Often I get asked to attend artistic events because apparently word has gotten out that my lab does a fair amount of work within the creative arts. Whilst this is true (my lab does have a number of projects that interact with the creative writing and visual art community), and I am always honored to be included, the reality is that I often feel very out of place when I go to these things. The cultures embedded within these scenes—a poetry reading, an art exhibition, or a theatrical production—are just so very different from my own scientific setting. It’s as if I know there is beauty in what I am experiencing, but still I can’t help but feel a certain sense of awkwardness. That maybe I shouldn’t be there in the first place, at this strange intersection between the arts and the sciences.
Of course, this interplay is awkward, and I say awkward out of courtesy. Sometimes, it can feel downright foreign. Which is understandable since, as we’ve all been told, beauty is in the eye of the beholder, and at last count, there are almost 7 billion beholders out there on this planet, most of them foreigners to us.
Everybody see things differently. Take viruses as an example: Objects that serve as a baseline for subsistence, almost cheating their way into the world of the living. Most scientists see beauty in these forms, not necessarily because they are aesthetically pretty to look at, but because there is elegance in the way they function with so little, in the way they survive, in the way they be. To people like me, it feels like a small miracle that they can even exist in the first place.

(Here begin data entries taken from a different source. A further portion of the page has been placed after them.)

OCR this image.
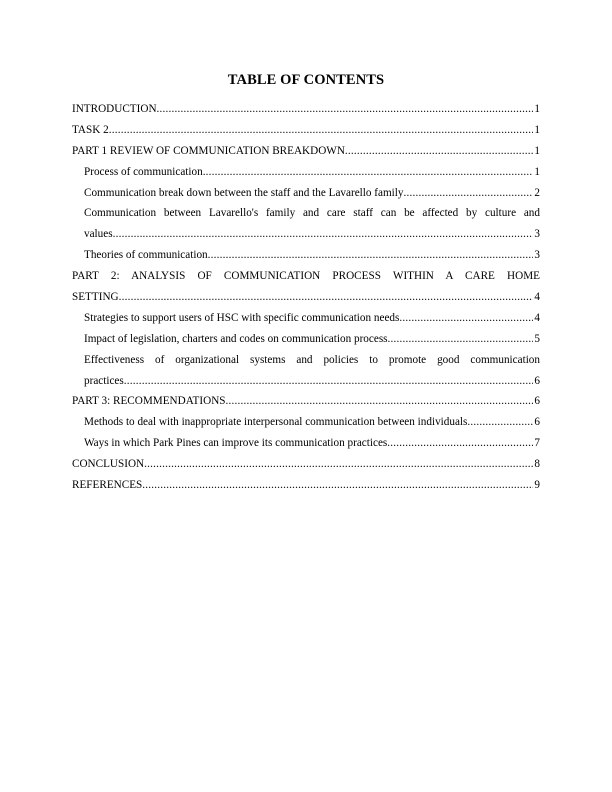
TABLE OF CONTENTS
INTRODUCTION .....	1
TASK 2 .....	1
PART 1 REVIEW OF COMMUNICATION BREAKDOWN .....	1
Process of communication .....	1
Communication break down between the staff and the Lavarello family .....	2
Communication between Lavarello's family and care staff can be affected by culture and
values .....	3
Theories of communication .....	3
PART 2: ANALYSIS OF COMMUNICATION PROCESS WITHIN A CARE HOME
SETTING .....	4
Strategies to support users of HSC with specific communication needs .....	4
Impact of legislation, charters and codes on communication process .....	5
Effectiveness of organizational systems and policies to promote good communication
practices .....	6
PART 3: RECOMMENDATIONS .....	6
Methods to deal with inappropriate interpersonal communication between individuals .....	6
Ways in which Park Pines can improve its communication practices .....	7
CONCLUSION .....	8
REFERENCES .....	9
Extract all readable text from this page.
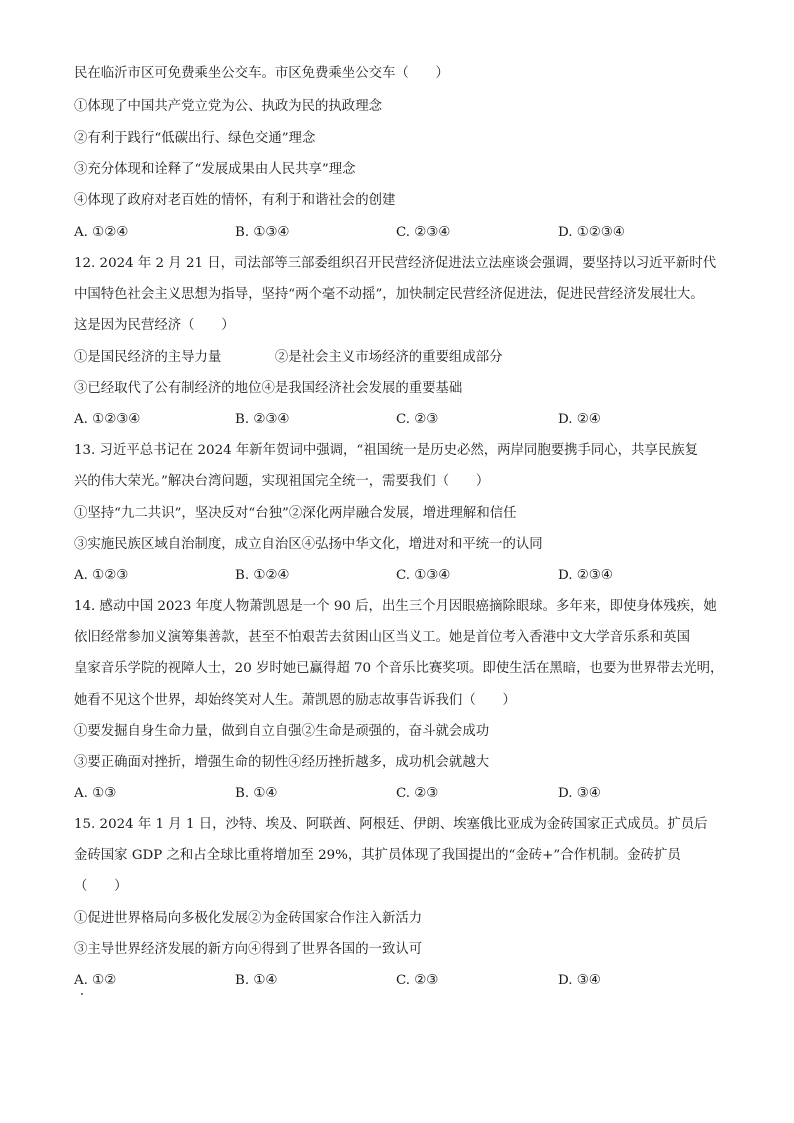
民在临沂市区可免费乘坐公交车。市区免费乘坐公交车（　　）
①体现了中国共产党立党为公、执政为民的执政理念
②有利于践行“低碳出行、绿色交通”理念
③充分体现和诠释了“发展成果由人民共享”理念
④体现了政府对老百姓的情怀，有利于和谐社会的创建
A. ①②④	B. ①③④	C. ②③④	D. ①②③④
12. 2024 年 2 月 21 日，司法部等三部委组织召开民营经济促进法立法座谈会强调，要坚持以习近平新时代
中国特色社会主义思想为指导，坚持“两个毫不动摇”，加快制定民营经济促进法，促进民营经济发展壮大。
这是因为民营经济（　　）
①是国民经济的主导力量　　　　②是社会主义市场经济的重要组成部分
③已经取代了公有制经济的地位④是我国经济社会发展的重要基础
A. ①②③④	B. ②③④	C. ②③	D. ②④
13. 习近平总书记在 2024 年新年贺词中强调，“祖国统一是历史必然，两岸同胞要携手同心，共享民族复
兴的伟大荣光。”解决台湾问题，实现祖国完全统一，需要我们（　　）
①坚持“九二共识”，坚决反对“台独”②深化两岸融合发展，增进理解和信任
③实施民族区域自治制度，成立自治区④弘扬中华文化，增进对和平统一的认同
A. ①②③	B. ①②④	C. ①③④	D. ②③④
14. 感动中国 2023 年度人物萧凯恩是一个 90 后，出生三个月因眼癌摘除眼球。多年来，即使身体残疾，她
依旧经常参加义演筹集善款，甚至不怕艰苦去贫困山区当义工。她是首位考入香港中文大学音乐系和英国
皇家音乐学院的视障人士，20 岁时她已赢得超 70 个音乐比赛奖项。即使生活在黑暗，也要为世界带去光明，
她看不见这个世界，却始终笑对人生。萧凯恩的励志故事告诉我们（　　）
①要发掘自身生命力量，做到自立自强②生命是顽强的，奋斗就会成功
③要正确面对挫折，增强生命的韧性④经历挫折越多，成功机会就越大
A. ①③	B. ①④	C. ②③	D. ③④
15. 2024 年 1 月 1 日，沙特、埃及、阿联酋、阿根廷、伊朗、埃塞俄比亚成为金砖国家正式成员。扩员后
金砖国家 GDP 之和占全球比重将增加至 29%，其扩员体现了我国提出的“金砖+”合作机制。金砖扩员
（　　）
①促进世界格局向多极化发展②为金砖国家合作注入新活力
③主导世界经济发展的新方向④得到了世界各国的一致认可
A. ①②	B. ①④	C. ②③	D. ③④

But when I take a look at Luke Jerram’s marvelous virus sculptures, it shows a different perspective. (See Seed’s profile of Jerram’s work.) Not only it is intriguing to view these structures, but there is a new appreciation for the subject. They appear intricate, venerated, and yes, even pretty. Best of all, these sculptures make viruses feel strangely more real. This, I’ll warrant, is a form of beauty that will register better to certain beholders, more so than genetic sequences and infection processes.

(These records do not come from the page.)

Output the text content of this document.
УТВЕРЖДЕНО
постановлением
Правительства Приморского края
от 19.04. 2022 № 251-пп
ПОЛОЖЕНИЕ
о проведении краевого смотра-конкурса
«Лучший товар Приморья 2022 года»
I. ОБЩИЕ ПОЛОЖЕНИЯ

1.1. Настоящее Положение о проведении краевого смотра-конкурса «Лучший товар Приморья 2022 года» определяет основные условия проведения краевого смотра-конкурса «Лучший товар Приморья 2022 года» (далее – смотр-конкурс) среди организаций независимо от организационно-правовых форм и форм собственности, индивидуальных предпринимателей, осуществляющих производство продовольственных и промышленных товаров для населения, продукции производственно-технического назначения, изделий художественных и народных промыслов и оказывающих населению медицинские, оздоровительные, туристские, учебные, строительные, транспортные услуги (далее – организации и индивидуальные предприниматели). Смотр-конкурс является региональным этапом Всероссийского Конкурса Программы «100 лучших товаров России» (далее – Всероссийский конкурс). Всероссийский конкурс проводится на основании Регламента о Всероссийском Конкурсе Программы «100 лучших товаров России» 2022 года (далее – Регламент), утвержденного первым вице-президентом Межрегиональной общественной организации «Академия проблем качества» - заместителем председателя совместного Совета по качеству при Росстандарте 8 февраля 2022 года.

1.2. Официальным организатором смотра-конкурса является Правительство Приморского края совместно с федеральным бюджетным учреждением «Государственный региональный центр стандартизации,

And this is nice. It allows a wider audience to immerse themselves in a topic. It gives others a chance to provide an opinion, contribute a perspective. It provides a place for the artist and the scientist to come together, to dialogue, and by doing so, to break the awkwardness a little. I can speak from my own experience. When I do go to an artistic event, I’ve discovered that it’s always better to wear my scientist label—in fact, it gives me a stronger voice. People are curious about my views, and the conversation in my mind becomes less about me versus them, but more about “what do you see?”

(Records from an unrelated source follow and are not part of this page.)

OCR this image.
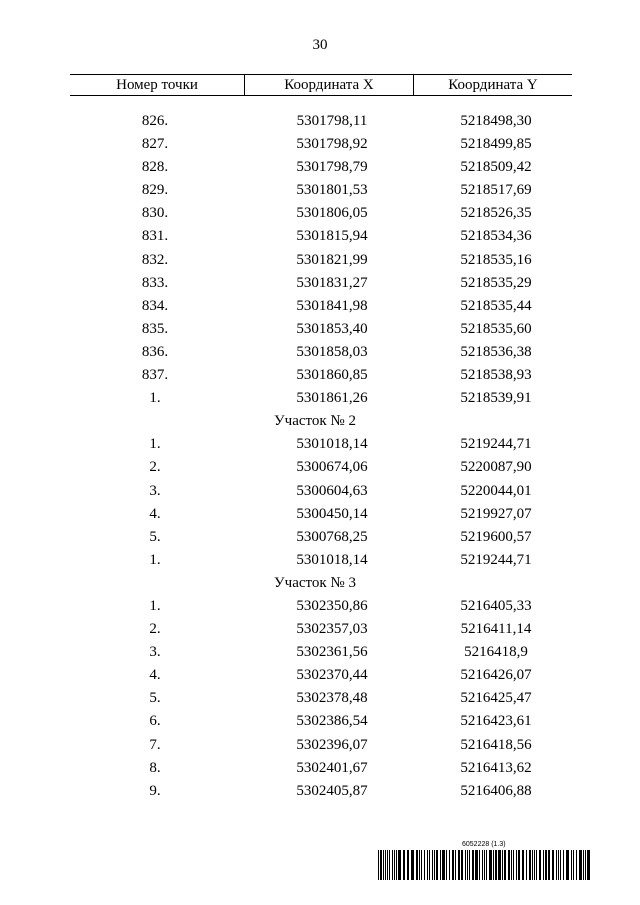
30
Номер точки	Координата X	Координата Y
826.	5301798,11	5218498,30
827.	5301798,92	5218499,85
828.	5301798,79	5218509,42
829.	5301801,53	5218517,69
830.	5301806,05	5218526,35
831.	5301815,94	5218534,36
832.	5301821,99	5218535,16
833.	5301831,27	5218535,29
834.	5301841,98	5218535,44
835.	5301853,40	5218535,60
836.	5301858,03	5218536,38
837.	5301860,85	5218538,93
1.	5301861,26	5218539,91
Участок № 2
1.	5301018,14	5219244,71
2.	5300674,06	5220087,90
3.	5300604,63	5220044,01
4.	5300450,14	5219927,07
5.	5300768,25	5219600,57
1.	5301018,14	5219244,71
Участок № 3
1.	5302350,86	5216405,33
2.	5302357,03	5216411,14
3.	5302361,56	5216418,9
4.	5302370,44	5216426,07
5.	5302378,48	5216425,47
6.	5302386,54	5216423,61
7.	5302396,07	5216418,56
8.	5302401,67	5216413,62
9.	5302405,87	5216406,88
6052228 (1.3)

It’s when I go to these events, or when I explore pieces by artists such as Jerram, that I quickly realize that it’s not really about two cultures, those two distance columns of knowledge representing art and science. It’s just about “people liking different things:” Many people are frustrated by this, but many people celebrate it. Perhaps most importantly, everybody knows this to be true already. Consequently, I think there’s a lot of bottled wisdom in that old saying, especially when it comes to bridging disciplines, fostering respect for artistic and scientific literacy. It’s something worth holding onto when you go outside your comfortable setting or when you share your perspective, your opinion, your knowledge to others. It makes you realize that maybe there should be more opportunities for the artist and the scientist to converge. In this light, awkwardness seems rather natural, and maybe is not such a bad first step after all.